Using the line input in Second Life was more problematic. Steve was able to hear my signal, but I could not monitor it at the same time. (I will need to check again to see if I missed something because this seems rather odd.) Steve noted some crunchiness in the signal, likely from clipping, but this was hard to gauge since I couldn’t hear what he was hearing.
Since the line input was only a signal from my guitar, Steve could not hear me speaking. On the Mac sound control panel, you can select either the microphone input or line-in, but not both. This is similar to what you find on a PC with built-in sound as well. There are two ways around this:
A) Use a dedicated audio interface and a mixer.
B) Run a line-level output from a mixer into the Mac.
I chose option A. Luckily, I had an Edirol UA-25 audio interface on hand. This is platform-independent two-channel unit that I once used on my main studio PC. hen When I upgraded to a FirePod, I kept the Edirol for a spare for portable recording on our HP laptop. The Edirol install on the Mac proved to be the most challenging so far. The original driver that came with the Edirol was not compatible with Intel-based Macs, so I had to download a new driver. All told, I had to restart three times before it was installed properly. Luckily the reboot on this machine is very fast.
Once the Edirol was running, I was able to route a small mixer to it and swap between a guitar and voice signal as needed (or anything else I plugged into the mixer). I could also monitor all of this off of the Edirol headphone output. But now I had a separate problem: hearing Steve. I did this by listening to the speakers on the Mac. (This is the exact same scenario that has arisen with my PC Second Life setup.)
These Second Life and audio tests were admittedly very rushed. I did not have much time to prep before my appointed time to work on this with Steve, and I had to cut things off after an hour to have dinner. More focus is required to really work out the kinks. I never saw the Mac as a solution to all of my SL audio issues, but SL does look better on the Mac, and it would probably be my device of choice to establishing my in-world connection.

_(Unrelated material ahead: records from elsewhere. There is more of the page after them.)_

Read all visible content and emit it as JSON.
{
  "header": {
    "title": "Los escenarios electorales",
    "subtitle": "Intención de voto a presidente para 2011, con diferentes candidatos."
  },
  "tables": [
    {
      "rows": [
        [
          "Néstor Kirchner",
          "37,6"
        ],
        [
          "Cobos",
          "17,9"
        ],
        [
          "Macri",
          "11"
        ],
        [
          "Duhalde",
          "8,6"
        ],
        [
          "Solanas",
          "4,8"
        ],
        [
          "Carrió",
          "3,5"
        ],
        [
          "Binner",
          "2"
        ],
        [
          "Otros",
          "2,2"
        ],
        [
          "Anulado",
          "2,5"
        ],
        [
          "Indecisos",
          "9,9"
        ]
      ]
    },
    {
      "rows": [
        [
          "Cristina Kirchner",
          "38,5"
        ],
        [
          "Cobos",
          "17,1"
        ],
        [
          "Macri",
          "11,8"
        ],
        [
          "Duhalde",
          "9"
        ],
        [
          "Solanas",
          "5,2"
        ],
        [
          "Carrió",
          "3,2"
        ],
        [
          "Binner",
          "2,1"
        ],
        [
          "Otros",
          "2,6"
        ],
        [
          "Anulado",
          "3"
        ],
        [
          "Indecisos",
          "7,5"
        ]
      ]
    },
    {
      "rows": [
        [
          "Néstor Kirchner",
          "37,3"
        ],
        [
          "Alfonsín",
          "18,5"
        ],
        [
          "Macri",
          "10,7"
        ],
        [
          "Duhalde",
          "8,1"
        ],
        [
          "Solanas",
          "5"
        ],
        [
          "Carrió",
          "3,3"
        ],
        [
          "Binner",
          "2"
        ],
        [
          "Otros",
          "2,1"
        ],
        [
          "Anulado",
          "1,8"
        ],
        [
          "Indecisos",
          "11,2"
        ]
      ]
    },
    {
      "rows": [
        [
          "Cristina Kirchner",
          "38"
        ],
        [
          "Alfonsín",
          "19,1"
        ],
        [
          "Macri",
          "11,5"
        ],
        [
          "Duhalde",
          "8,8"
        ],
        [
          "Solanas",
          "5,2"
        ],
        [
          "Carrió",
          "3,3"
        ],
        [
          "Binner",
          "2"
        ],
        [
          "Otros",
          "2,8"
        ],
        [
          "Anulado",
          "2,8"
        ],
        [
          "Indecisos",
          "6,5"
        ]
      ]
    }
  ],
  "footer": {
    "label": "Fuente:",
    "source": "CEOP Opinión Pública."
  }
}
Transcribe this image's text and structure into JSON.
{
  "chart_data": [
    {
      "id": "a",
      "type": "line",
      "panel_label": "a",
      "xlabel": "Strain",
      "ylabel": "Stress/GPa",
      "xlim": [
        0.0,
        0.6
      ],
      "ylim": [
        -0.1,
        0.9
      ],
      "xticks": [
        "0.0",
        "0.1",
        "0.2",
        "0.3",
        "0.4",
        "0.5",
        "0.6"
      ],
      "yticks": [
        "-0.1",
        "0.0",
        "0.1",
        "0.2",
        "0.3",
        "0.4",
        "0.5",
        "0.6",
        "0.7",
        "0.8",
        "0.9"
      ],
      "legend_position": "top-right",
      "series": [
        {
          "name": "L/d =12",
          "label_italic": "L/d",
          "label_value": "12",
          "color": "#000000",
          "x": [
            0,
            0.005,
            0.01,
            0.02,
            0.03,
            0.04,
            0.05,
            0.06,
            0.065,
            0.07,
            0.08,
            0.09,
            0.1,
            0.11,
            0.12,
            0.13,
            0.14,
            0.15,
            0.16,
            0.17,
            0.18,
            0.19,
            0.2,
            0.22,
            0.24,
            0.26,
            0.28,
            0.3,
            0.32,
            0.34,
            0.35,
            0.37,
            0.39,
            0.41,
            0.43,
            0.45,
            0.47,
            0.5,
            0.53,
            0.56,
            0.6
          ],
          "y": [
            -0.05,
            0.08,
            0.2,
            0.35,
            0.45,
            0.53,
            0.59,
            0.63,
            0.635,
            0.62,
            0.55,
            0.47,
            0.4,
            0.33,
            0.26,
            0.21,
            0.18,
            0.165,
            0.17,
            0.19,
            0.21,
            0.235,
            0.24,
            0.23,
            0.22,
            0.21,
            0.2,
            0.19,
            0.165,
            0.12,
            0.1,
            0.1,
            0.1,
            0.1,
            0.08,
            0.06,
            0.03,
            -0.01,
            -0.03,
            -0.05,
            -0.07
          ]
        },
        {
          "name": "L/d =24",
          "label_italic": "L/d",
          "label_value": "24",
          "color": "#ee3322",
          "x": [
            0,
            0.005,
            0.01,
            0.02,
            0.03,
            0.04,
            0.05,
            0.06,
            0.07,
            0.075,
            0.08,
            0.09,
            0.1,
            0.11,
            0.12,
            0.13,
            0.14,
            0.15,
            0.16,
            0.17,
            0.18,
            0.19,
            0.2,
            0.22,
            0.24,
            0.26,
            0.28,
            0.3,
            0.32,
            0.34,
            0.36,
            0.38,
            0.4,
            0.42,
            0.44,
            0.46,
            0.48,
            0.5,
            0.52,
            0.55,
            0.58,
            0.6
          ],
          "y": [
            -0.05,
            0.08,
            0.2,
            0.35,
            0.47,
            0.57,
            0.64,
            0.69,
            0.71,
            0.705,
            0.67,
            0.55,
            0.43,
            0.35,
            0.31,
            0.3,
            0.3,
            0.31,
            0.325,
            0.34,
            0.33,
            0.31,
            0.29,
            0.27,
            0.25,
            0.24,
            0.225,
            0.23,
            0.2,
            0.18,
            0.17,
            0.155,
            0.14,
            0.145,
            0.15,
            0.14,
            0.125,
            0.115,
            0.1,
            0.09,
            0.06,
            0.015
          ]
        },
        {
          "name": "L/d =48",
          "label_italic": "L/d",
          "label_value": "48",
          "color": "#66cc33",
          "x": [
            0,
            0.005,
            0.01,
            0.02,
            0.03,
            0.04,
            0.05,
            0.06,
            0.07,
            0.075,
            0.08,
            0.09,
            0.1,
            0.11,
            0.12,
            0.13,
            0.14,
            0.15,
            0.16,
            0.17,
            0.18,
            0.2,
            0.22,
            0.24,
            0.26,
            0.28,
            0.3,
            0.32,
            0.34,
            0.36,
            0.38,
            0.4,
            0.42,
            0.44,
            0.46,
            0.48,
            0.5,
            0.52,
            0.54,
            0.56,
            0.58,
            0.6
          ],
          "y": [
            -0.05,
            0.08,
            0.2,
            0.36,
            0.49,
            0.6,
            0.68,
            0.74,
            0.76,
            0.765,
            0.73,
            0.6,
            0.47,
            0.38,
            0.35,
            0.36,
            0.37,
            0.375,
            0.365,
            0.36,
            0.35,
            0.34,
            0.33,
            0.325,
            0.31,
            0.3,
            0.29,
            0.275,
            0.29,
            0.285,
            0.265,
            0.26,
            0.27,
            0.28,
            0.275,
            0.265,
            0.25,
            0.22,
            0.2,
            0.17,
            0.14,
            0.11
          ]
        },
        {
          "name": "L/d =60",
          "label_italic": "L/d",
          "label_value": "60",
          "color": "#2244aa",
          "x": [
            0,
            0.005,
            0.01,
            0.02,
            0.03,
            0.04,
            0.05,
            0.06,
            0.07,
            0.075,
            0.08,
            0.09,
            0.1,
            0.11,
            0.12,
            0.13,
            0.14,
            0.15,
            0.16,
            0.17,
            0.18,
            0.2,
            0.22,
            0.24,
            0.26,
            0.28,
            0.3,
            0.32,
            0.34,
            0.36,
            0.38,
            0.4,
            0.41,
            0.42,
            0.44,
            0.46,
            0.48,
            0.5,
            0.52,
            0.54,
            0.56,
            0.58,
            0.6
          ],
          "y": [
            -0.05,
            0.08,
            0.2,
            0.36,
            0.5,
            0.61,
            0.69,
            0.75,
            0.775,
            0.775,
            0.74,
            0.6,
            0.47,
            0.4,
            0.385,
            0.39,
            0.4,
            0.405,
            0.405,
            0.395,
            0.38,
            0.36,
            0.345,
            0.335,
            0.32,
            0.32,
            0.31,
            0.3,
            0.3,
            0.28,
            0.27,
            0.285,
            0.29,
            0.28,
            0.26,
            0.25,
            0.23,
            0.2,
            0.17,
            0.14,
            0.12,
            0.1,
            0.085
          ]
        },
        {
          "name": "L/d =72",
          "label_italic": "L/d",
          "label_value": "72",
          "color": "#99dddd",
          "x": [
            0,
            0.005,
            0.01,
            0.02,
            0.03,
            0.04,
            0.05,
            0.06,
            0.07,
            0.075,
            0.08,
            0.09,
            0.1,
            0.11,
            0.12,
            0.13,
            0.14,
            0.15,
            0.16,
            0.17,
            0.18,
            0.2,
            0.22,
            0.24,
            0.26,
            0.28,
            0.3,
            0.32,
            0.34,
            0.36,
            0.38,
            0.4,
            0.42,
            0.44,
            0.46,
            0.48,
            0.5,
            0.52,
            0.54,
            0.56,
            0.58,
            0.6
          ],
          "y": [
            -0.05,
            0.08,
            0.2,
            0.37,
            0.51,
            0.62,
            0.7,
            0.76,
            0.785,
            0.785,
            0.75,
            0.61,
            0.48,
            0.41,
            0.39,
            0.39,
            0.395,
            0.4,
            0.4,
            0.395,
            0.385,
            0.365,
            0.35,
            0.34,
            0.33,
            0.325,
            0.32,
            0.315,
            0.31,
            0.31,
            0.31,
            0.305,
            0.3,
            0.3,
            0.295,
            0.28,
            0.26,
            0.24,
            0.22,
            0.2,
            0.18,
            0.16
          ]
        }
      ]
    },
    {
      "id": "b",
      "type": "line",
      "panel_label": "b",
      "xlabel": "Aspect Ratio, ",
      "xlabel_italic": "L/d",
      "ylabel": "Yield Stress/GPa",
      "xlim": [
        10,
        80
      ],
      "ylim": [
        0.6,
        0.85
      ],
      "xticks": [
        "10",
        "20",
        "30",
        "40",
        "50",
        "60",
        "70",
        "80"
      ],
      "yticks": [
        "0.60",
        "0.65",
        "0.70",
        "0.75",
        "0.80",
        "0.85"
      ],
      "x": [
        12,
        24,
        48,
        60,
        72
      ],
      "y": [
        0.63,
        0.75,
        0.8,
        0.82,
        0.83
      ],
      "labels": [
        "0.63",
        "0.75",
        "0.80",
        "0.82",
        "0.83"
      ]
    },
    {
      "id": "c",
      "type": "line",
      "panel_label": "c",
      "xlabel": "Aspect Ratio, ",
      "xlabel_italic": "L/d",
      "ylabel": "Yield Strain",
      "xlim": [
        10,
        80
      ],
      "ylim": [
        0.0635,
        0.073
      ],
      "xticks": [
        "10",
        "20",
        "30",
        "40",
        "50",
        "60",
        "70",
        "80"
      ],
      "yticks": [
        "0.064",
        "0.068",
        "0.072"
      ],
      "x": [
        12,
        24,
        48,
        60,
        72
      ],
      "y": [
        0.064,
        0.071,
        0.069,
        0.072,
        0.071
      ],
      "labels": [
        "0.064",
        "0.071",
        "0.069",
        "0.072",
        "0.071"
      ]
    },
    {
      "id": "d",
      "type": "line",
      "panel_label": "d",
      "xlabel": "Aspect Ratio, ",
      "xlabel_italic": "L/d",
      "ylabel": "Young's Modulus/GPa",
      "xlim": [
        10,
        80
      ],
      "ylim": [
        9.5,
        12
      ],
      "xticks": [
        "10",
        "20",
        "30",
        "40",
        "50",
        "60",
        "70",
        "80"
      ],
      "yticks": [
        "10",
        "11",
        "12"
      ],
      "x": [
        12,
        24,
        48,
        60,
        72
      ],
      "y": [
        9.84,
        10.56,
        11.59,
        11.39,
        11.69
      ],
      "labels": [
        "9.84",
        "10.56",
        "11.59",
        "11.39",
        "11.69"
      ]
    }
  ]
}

Since some of the music-making I do requires plug-ins running on a dedicated computer (which takes up channels and uses processing power), I can continue my experiments with multiple PCs or a PC and Mac combined to divide the processing duties. It’s hard to manage everything on one screen anyway. As of right now, the audio architecture of both the PC and Mac platforms does not solve all of the SL quirks that we’ve encountered. I’d be interested in working with any developers out there who might be able to solve these issues.
After dinner, I wrestled with my email setup again. I was able to get the mail application to go into a loop and had to “Force Quit” (the Mac version of the PC action of Ctrl-Alt-Del/Task Manager). After contacting my ISP to get recommendations on settings, I finally got the email account working (though the settings they gave me had to be tweaked slightly).